Five facts about childhood blindness you need to know

While children make up just one in 10 people who are blind, the implications for children who are blind are far reaching.

Here are five facts you need to know about childhood blindness:

 
1)    It’s prevalent

There are 1.4 million blind children in the world.

One million of these children live in Asia and 300,000 live in Africa.
This number of people would fill the Sydney Cricket Ground more than 30 times.


2)    It’s increasing

Every  minute, somewhere in the world, a child goes blind and nearly half a million children develop blindness each year.


3)    It can mean death

Most blind children are either born blind or become blind before their fifth birthday.

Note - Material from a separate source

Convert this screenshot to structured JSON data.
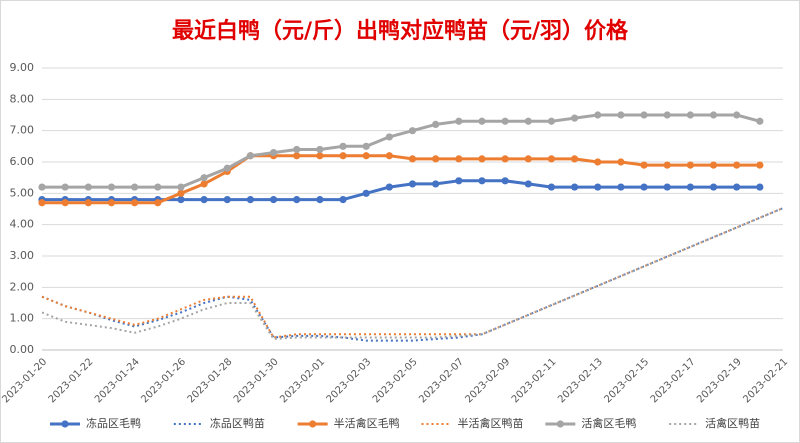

Ninety per cent of blind children die before reaching adulthood (usually from malnutrition). About 45 per cent of blindness in these children could have been prevented or treated.


4)    It’s a huge cost

The global financial cost in terms of loss of earning capacity, is greater than the cost of adult blindness and has recently been estimated to be between US$60 billion and $270 billion.

It has been estimated that nearly a third of the global economic cost of blindness is due to childhood blindness.


5)    Ending it is also a smart financial decision

Every $1 invested in blindness in low and middle income countries provides an economic return of at least $4.


Fred Hollows knew the impact of avoidable blindness in children, and fought to eradicate it.

We’re continuing that fight for all the children who are blind, but don’t need to be.